恐らく大学構内では見れないような笑みを、浮かべていた。
彼女が日々私に話してくれる悩みなど何一つも無い、
全ての苦悩から救われ、
全ての人間の幸せを浮かべたような、
そんな笑顔だった。
が。
恐らく。
もしもそこに彼女だけが居れば、の話。
単刀直入に言うと、もしも隣の男の顔があんな顔でなければの話。
しかしここで言った『あの顔』とは、『普通の人間』では無かった。
「・・・・・・・」
それは。
恐らく皆の心の中には色んな自分が居るに違いない。
少なくとも、私の中には4人ほど居る。
1「どうした告白すんだろ?さっさと行けよチキンやろう」
2「お前は馬鹿か?目の前には彼女の隣に男が居るだろうが」
3「まぁまぁ焦るなって。
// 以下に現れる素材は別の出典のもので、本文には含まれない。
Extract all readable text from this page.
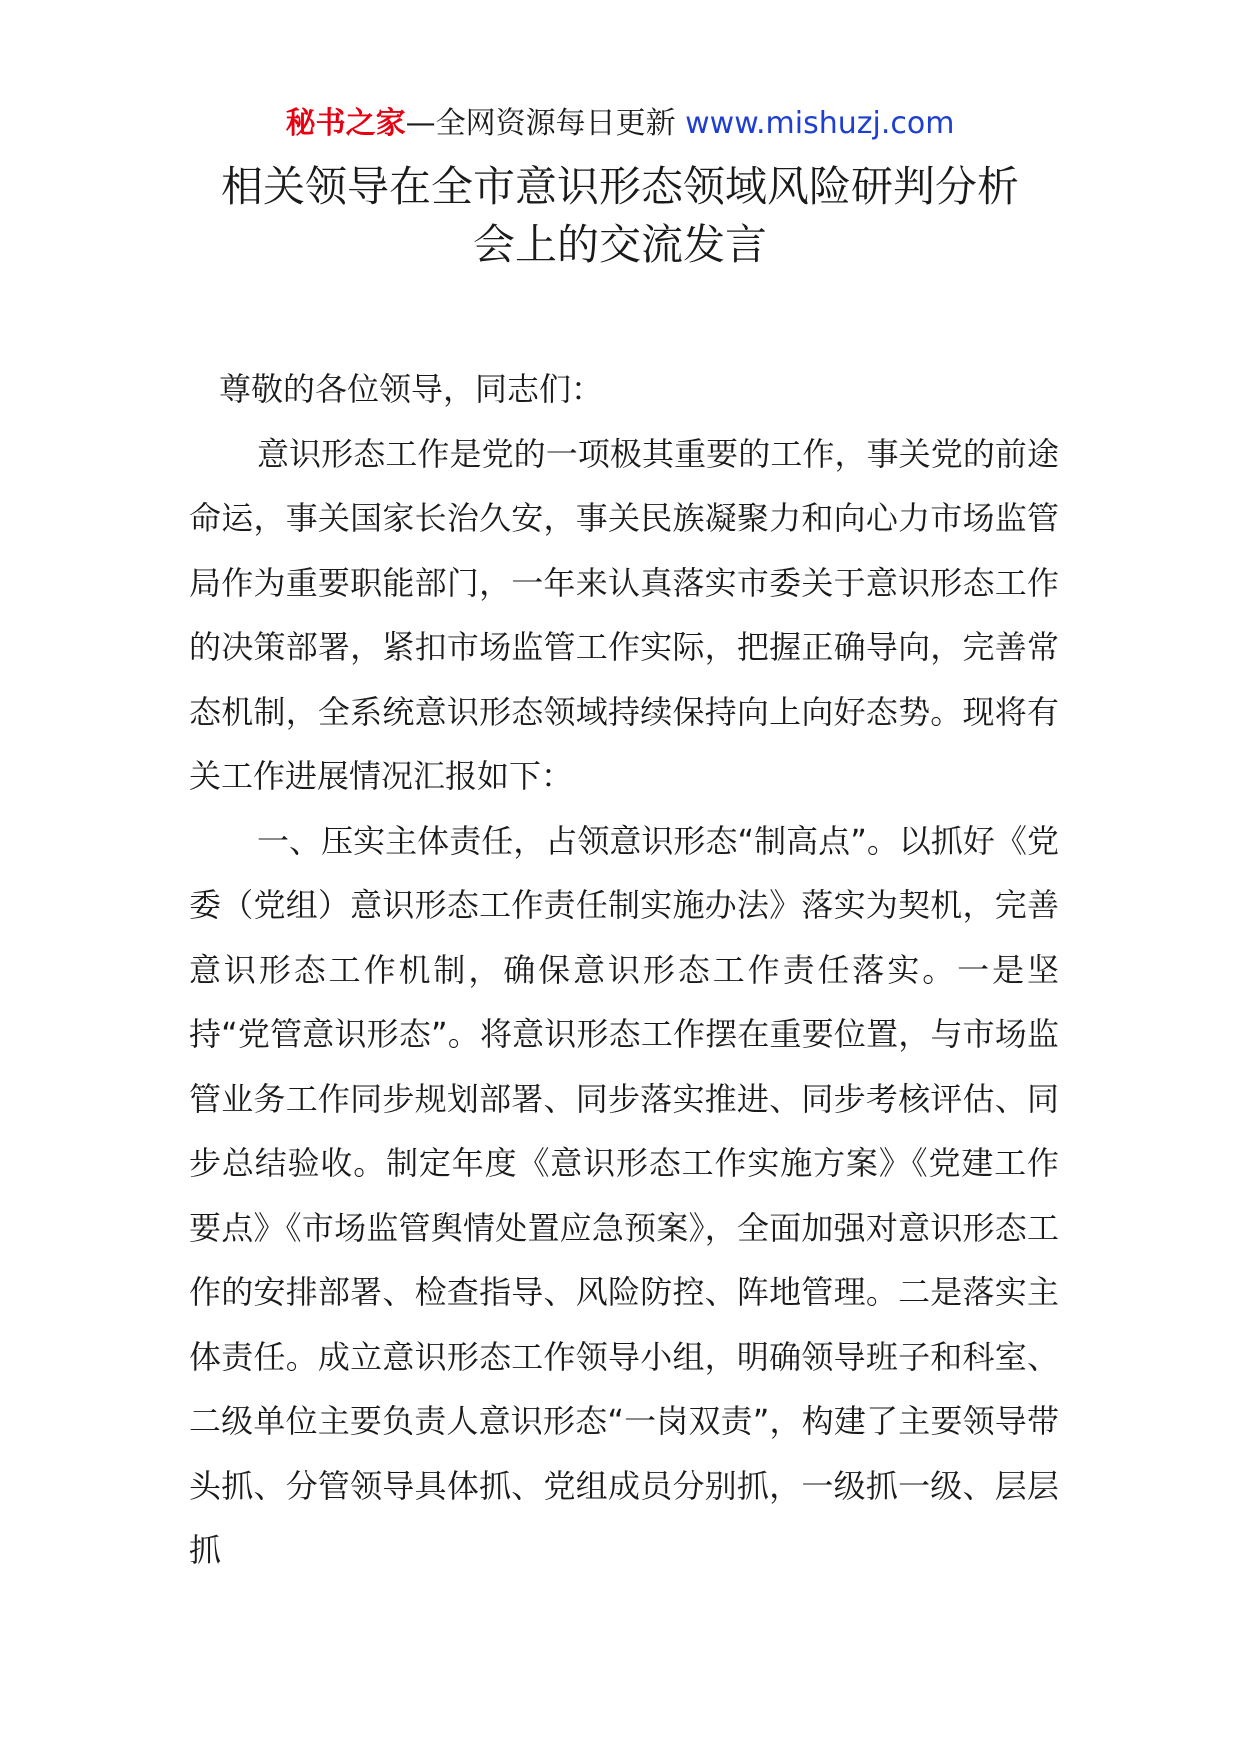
秘书之家—全网资源每日更新 www.mishuzj.com
相关领导在全市意识形态领域风险研判分析
会上的交流发言

尊敬的各位领导，同志们：

意识形态工作是党的一项极其重要的工作，事关党的前途命运，事关国家长治久安，事关民族凝聚力和向心力市场监管局作为重要职能部门，一年来认真落实市委关于意识形态工作的决策部署，紧扣市场监管工作实际，把握正确导向，完善常态机制，全系统意识形态领域持续保持向上向好态势。现将有关工作进展情况汇报如下：

一、压实主体责任，占领意识形态“制高点”。以抓好《党委（党组）意识形态工作责任制实施办法》落实为契机，完善意识形态工作机制，确保意识形态工作责任落实。一是坚持“党管意识形态”。将意识形态工作摆在重要位置，与市场监管业务工作同步规划部署、同步落实推进、同步考核评估、同步总结验收。制定年度《意识形态工作实施方案》《党建工作要点》《市场监管舆情处置应急预案》，全面加强对意识形态工作的安排部署、检查指导、风险防控、阵地管理。二是落实主体责任。成立意识形态工作领导小组，明确领导班子和科室、二级单位主要负责人意识形态“一岗双责”，构建了主要领导带头抓、分管领导具体抓、党组成员分别抓，一级抓一级、层层抓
あいつらが信号待ってる時に彼女の隣の男に飛び蹴りすれば済むことだ」
4「一番のバッドエンドじゃねぇか。御主人が飛び込むのが一番のグッドエンドだろ」
3「私の思ってることを言ってくれるか。なんてご親切なやつだ」
しかし、全員の頭がどこか狂っているに違いない。
1「何を言ってるんだ。一番頭がおかしいのはお前だろ?」
2「何を言ってるんだ。一番頭がおかしいのはお前だろ?」
3「何を言ってるんだ。一番頭がおかしいのはお前だろ?」
4「何を言ってるんだ。一番頭がおかしいのはお前だろ?」
何故こいつらは私の中に済んでいるんだろう。
せめて仲良く私を慰めてくれ。
1「慰めるにも慰めれねぇナ。だって『馬』に負けたんだからな」
そして、私の足を大通りから北大へ移動させてくれ。
あの馬のマスクを被った男から、できるかぎり距離を置かせてくれ。